Stuck feelings get trapped in my chest and I feel like I’m suffocating. I try to process and it turns into avoidance. Leaning into discomfort my first instinct is to run because it resembles fight or flight and I keep telling myself that I’m sick of fighting. There are dueling voices playing in my mind reminding me of strength and highlighting my weaknesses. “I am a failure” says one side while the other says “prove it”. What is there to prove? The very fact that I am standing is all the proof I should need. I have battled many storms and lived many lives, some of which should have forced me into the ground long ago. Yet here I am. I have sat in discomfort and faced my pains, yet I am still being convinced that I cannot handle what’s in front of me. I feel something that closely resembles heartbreak and instead of holding my heart, I’ve been seeking out self deprecation.
My daughter is watching. She is watching me ride the waves and noticing when I am drowning. She is alongside me during this discomfort, and at times I forget how to be a mother and a human. Though she is a grounding energy, she is not my rock. I am my rock. She offers comfort and I find clarity.
My mind is picking apart the word failure as if it’s a bad thing that I need to disguise. Failure is an end and only negative if I want it to be. I have failed many things in my past, all which lead me to this moment. And without those hurdles, I wouldn’t be who I am now. So perhaps I have failed, but maybe that’s okay.
I ride these emotions with a warning label, stating what I am feeling so others know it’s not their fault or their responsibility. I am defining myself by these passing emotions. Those are not who I am, just a piece of my experience. “I’m overly emotional” is the perfect way to gaslight myself into a hush as I navigate and process.

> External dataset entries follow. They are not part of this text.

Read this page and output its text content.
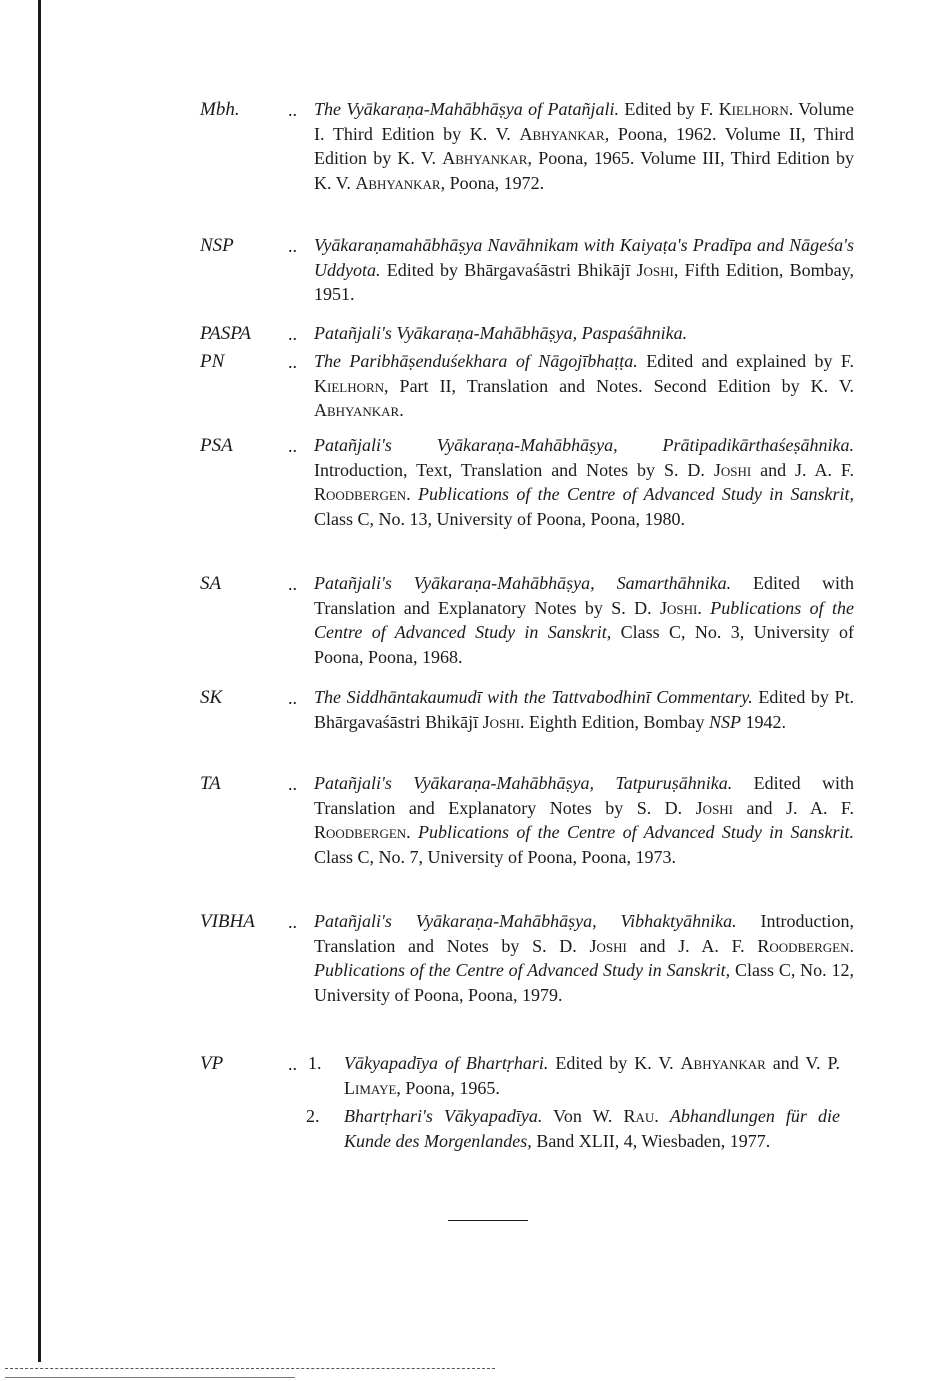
Mbh.	.. The Vyākaraṇa-Mahābhāṣya of Patañjali. Edited by F. Kielhorn. Volume I. Third Edition by K. V. Abhyankar, Poona, 1962. Volume II, Third Edition by K. V. Abhyankar, Poona, 1965. Volume III, Third Edition by K. V. Abhyankar, Poona, 1972.
NSP	.. Vyākaraṇamahābhāṣya Navāhnikam with Kaiyaṭa's Pradīpa and Nāgeśa's Uddyota. Edited by Bhārgavaśāstri Bhikājī Joshi, Fifth Edition, Bombay, 1951.
PASPA	.. Patañjali's Vyākaraṇa-Mahābhāṣya, Paspaśāhnika.
PN	.. The Paribhāṣenduśekhara of Nāgojībhaṭṭa. Edited and explained by F. Kielhorn, Part II, Translation and Notes. Second Edition by K. V. Abhyankar.
PSA	.. Patañjali's Vyākaraṇa-Mahābhāṣya, Prātipadikārthaśeṣāhnika. Introduction, Text, Translation and Notes by S. D. Joshi and J. A. F. Roodbergen. Publications of the Centre of Advanced Study in Sanskrit, Class C, No. 13, University of Poona, Poona, 1980.
SA	.. Patañjali's Vyākaraṇa-Mahābhāṣya, Samarthāhnika. Edited with Translation and Explanatory Notes by S. D. Joshi. Publications of the Centre of Advanced Study in Sanskrit, Class C, No. 3, University of Poona, Poona, 1968.
SK	.. The Siddhāntakaumudī with the Tattvabodhinī Commentary. Edited by Pt. Bhārgavaśāstri Bhikājī Joshi. Eighth Edition, Bombay NSP 1942.
TA	.. Patañjali's Vyākaraṇa-Mahābhāṣya, Tatpuruṣāhnika. Edited with Translation and Explanatory Notes by S. D. Joshi and J. A. F. Roodbergen. Publications of the Centre of Advanced Study in Sanskrit. Class C, No. 7, University of Poona, Poona, 1973.
VIBHA	.. Patañjali's Vyākaraṇa-Mahābhāṣya, Vibhaktyāhnika. Introduction, Translation and Notes by S. D. Joshi and J. A. F. Roodbergen. Publications of the Centre of Advanced Study in Sanskrit, Class C, No. 12, University of Poona, Poona, 1979.
VP	.. 1. Vākyapadīya of Bhartṛhari. Edited by K. V. Abhyankar and V. P. Limaye, Poona, 1965.
2. Bhartṛhari's Vākyapadīya. Von W. Rau. Abhandlungen für die Kunde des Morgenlandes, Band XLII, 4, Wiesbaden, 1977.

These days have been really hard, and that’s okay. There was a time when I welcomed change and discomfort. There was a time when I took on turmoil head first and felt confident in my coping mechanisms, but I slipped into a place of contentment. I wanted life to pause for a bit so I could catch my breath.
No such luck.
Life moves on and I will work on constantly reminding myself that I am strong enough to embrace discomfort. Change is a part of life that I am grateful for. Life is abundant as long as I remain receptive. I know who I am and what I am capable of. And though it feels like I am stuck in the mud, I love muddy messes.